Sur la période 2001-2014,
globalement la productivité a augmenté au Maroc mais reste en deçà des niveaux
enregistrés dans de nombreux pays. La croissance du PIB au Maroc est
principalement due à l’amélioration de la productivité (73,5%). Le taux
d’emploi avait un effet réduit sur la croissance du PIB (16,2%) à cause de son
impact négatif sur la croissance durant la période après-crise économique,
entre 2007 et 2014. En outre, le Maroc n’a pas bénéficié de sa transition
démographique ; malgré l’importance de l’accroissement de la part des
jeunes dans la population en âge de travailler, son impact sur la croissance du
PIB par habitant était faible durant la période 2001-2014 (10,2%).

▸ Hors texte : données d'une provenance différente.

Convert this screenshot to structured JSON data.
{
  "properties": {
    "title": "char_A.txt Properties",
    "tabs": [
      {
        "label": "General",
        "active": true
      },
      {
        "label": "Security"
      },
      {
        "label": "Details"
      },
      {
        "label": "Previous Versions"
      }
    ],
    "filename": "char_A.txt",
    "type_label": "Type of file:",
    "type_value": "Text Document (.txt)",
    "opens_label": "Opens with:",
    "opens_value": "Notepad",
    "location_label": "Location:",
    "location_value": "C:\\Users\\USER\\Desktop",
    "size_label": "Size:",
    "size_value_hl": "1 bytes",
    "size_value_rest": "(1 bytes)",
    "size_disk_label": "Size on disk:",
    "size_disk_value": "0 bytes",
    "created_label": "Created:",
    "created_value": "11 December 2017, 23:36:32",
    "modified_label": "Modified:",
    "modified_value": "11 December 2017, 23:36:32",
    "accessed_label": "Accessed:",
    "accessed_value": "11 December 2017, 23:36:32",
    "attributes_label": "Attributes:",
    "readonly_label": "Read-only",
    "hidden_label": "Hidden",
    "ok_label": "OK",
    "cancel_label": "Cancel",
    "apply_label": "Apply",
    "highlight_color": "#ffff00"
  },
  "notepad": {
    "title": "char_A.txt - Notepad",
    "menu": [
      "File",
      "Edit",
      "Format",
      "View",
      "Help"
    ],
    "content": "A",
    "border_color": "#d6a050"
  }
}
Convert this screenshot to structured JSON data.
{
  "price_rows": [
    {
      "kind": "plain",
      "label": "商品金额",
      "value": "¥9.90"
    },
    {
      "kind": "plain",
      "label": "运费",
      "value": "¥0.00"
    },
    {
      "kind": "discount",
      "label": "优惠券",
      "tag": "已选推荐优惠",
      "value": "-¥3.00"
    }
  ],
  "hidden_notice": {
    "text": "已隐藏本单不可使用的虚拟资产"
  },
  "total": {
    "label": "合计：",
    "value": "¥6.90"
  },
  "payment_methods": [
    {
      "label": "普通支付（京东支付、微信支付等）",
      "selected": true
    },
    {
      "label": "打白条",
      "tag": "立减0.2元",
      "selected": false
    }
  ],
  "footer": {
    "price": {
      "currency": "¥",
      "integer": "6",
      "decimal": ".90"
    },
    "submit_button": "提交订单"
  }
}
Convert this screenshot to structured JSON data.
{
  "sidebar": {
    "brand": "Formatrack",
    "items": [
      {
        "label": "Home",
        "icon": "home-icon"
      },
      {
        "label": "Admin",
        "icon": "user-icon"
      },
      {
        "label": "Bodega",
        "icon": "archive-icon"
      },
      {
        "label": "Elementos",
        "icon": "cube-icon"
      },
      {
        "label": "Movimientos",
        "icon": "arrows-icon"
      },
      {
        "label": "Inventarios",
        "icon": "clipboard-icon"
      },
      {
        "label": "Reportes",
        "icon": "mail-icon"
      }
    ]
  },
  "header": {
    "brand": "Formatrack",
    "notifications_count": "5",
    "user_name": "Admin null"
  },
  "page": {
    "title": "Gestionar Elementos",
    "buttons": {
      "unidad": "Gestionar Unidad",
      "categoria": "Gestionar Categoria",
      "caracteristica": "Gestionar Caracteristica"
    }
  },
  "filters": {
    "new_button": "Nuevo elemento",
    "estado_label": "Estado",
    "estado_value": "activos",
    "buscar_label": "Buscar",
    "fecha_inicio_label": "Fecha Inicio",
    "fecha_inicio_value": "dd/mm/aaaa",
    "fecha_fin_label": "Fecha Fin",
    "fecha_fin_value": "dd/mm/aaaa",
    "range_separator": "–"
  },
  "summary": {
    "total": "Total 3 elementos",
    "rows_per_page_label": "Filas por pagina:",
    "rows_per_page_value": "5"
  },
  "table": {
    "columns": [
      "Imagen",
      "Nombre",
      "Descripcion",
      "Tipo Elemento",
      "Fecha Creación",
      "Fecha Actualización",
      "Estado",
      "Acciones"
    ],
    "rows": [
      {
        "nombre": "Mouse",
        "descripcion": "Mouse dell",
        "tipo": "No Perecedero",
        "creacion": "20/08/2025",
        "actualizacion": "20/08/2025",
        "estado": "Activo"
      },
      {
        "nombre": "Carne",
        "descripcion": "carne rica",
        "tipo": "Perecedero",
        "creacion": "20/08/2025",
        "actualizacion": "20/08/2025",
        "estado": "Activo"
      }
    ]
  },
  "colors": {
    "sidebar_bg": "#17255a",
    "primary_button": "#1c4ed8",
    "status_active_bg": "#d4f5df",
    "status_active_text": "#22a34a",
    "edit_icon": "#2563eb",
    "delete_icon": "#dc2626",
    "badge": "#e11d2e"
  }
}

La transformation structurelle
qu’a connue le Maroc via principalement la tertiarisation de son économie, a
engendré une réallocation de la main d’œuvre de l’agriculture vers d’autres
secteurs. L’impact de cette réallocation de l’emploi sur la croissance de la
productivité n’était pas aussi important (21,4% durant la période
2001-2014) en comparaison avec les progrès réalisés au sein des secteurs
(en partie grâce à la réduction de l’emploi dans certains secteurs comme
l’agriculture).
La décomposition de la croissance
de la productivité, entre 2001 et 2007, révèle que l’amélioration de la
productivité a été réalisée grâce aux progrès du secteur des services et le
changement intersectoriel au profit de secteurs à plus forte productivité. Par
contre, entre 2007 et 2014, l’amélioration de la productivité aux niveaux des
deux secteurs de l’agriculture et de l’industrie était, principalement, une
conséquence de la réduction de l’emploi dans ces secteurs.